The above is from David Johnston, Richard W. Stevenson and Douglas Jehl's "Cheney Told Aide of C.I.A. Officer, Lawyers Report" in this morning's New York Times. We learn that on June 12, 2003 (when the Washington Post runs a story on Wilson's trip to Africa, without naming him), Dick Cheney and Scooter Libbey discuss Wilson and that Cheney learned of Valerie Plame from George Tenent. We learn the claim that Scooter learned about Valerie Plame from the press is false. (A claim put forth by Scooter.) Flash back to KBH's Meet the Press performance that Billie noted yesterday and ask yourself if Karl Rove's finding time to issue talking points? Is the administration that won't comment in the midst of an ongoing investigation (when it suits their own purposes) directing the spin?

In other news the fatality count for US troops in Iraq now stands at 1999 according to Iraqi Coalition Casualities. (Sixty-six for the month.)

Which takes us to Melinda e-mails to note Norman Solomon's "Iraq is Not Vietnam, But..." (CounterPunch):

Iraq is not Vietnam. But the United States is the United States.
War after war, decade after decade, the U.S. news media have continued to serve those in Washington who strive to set the national agenda for war and lay down flagstones on the path to military intervention.
From the U.S. media's fraudulent reporting about Gulf of Tonkin events in early August 1964 to the fraudulent reporting about supposed Iraqi weapons of mass destruction in the first years of the 21st century, the U.S. news media have been fundamental to making war possible for the United States.
We need to confront the roles of the corporate media in helping to drag the United States into one war after another. In a country with significant elements of democracy, it matters what people think. The propaganda functions of media are crucial for the war makers.
There are exceptional news reports. By definition, they're exceptions. What matters most is the routine coverage that bounces around the national echo chamber. Repetition is the essence of propaganda. And the messages of the warfare state are incessant.
Several decades ago, Dwight Eisenhower warned about a "military-industrial complex." He was the last president to acknowledge its existence. The more that the military-industrial complex has gained strength, the less it has been acknowledged in media and politics.
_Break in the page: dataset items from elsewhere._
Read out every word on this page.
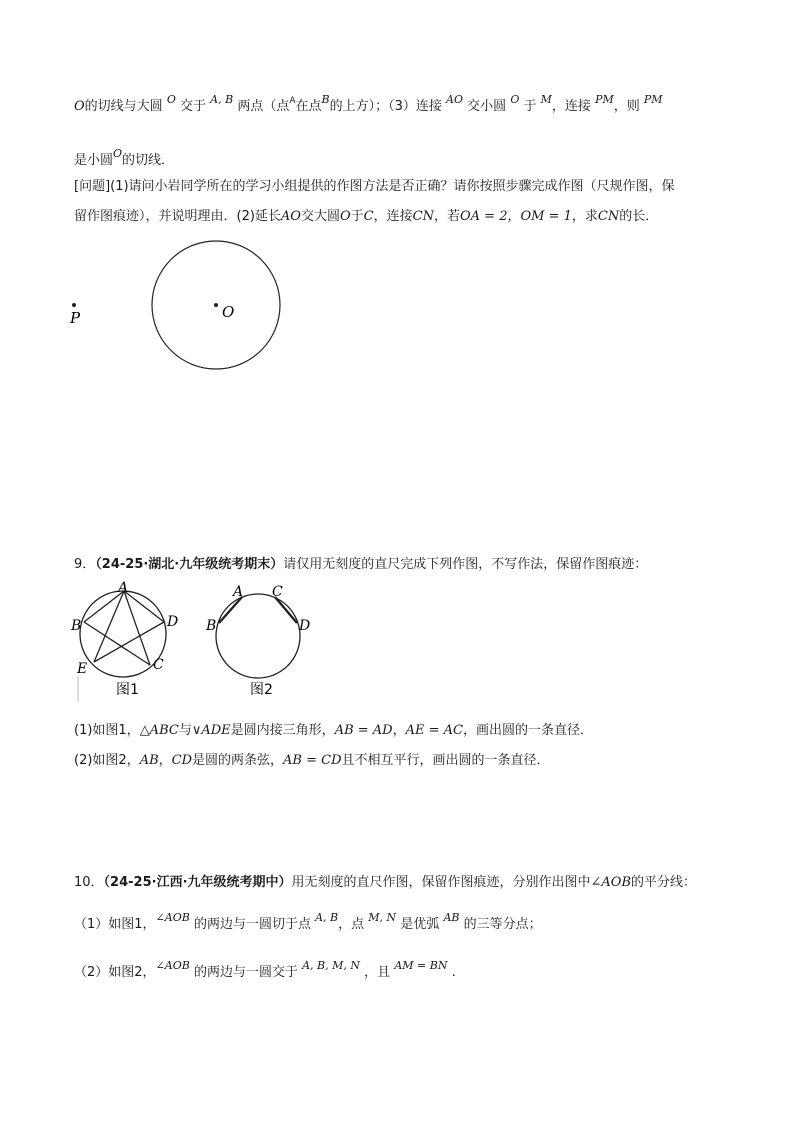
O的切线与大圆 $^O$ 交于 $^{A, B}$ 两点（点$^A$在点$^B$的上方）；（3）连接 $^{AO}$ 交小圆 $^O$ 于 $^M$，连接 $^{PM}$，则 $^{PM}$
是小圆$^O$的切线．
[问题](1)请问小岩同学所在的学习小组提供的作图方法是否正确？请你按照步骤完成作图（尺规作图，保
留作图痕迹），并说明理由．(2)延长AO交大圆O于C，连接CN，若OA = 2，OM = 1，求CN的长．
O
P
9．（24-25·湖北·九年级统考期末）请仅用无刻度的直尺完成下列作图，不写作法，保留作图痕迹：
A
B	D
E	C
图1
A C
B	D
图2
(1)如图1，△ABC与∨ADE是圆内接三角形，AB = AD，AE = AC，画出圆的一条直径．
(2)如图2，AB，CD是圆的两条弦，AB = CD且不相互平行，画出圆的一条直径．
10．（24-25·江西·九年级统考期中）用无刻度的直尺作图，保留作图痕迹，分别作出图中∠AOB的平分线：
（1）如图1，$^{\angle AOB}$ 的两边与一圆切于点 $^{A, B}$，点 $^{M, N}$ 是优弧 $^{AB}$ 的三等分点；
（2）如图2，$^{\angle AOB}$ 的两边与一圆交于 $^{A, B, M, N}$ ，且 $^{AM = BN}$ .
Lloyd e-mails to note Ruth Conniff's "The White House Waits" (Ruth Conniff's Weekly Column, The Progressive):

Special council Patrick Fitzgerald is expected to announce indictments in the Valerie Plame case this week, and the Republicans are having a very jittery time, as they wait to see if Scooter Libby or Karl Rove will go down. To help you keep up with all the dirt flying around in Washington, Fitzgerald has just launched a new website: http://www.usdoj.gov/usao/iln/osc/index.html.
As the Washington Post points out, the website is not the sort of move one expects from a prosecutor who is about to fold his tent and go home. Keep an eye on new postings there relating to the bogus-WMD-story coverup/spy betrayal connection.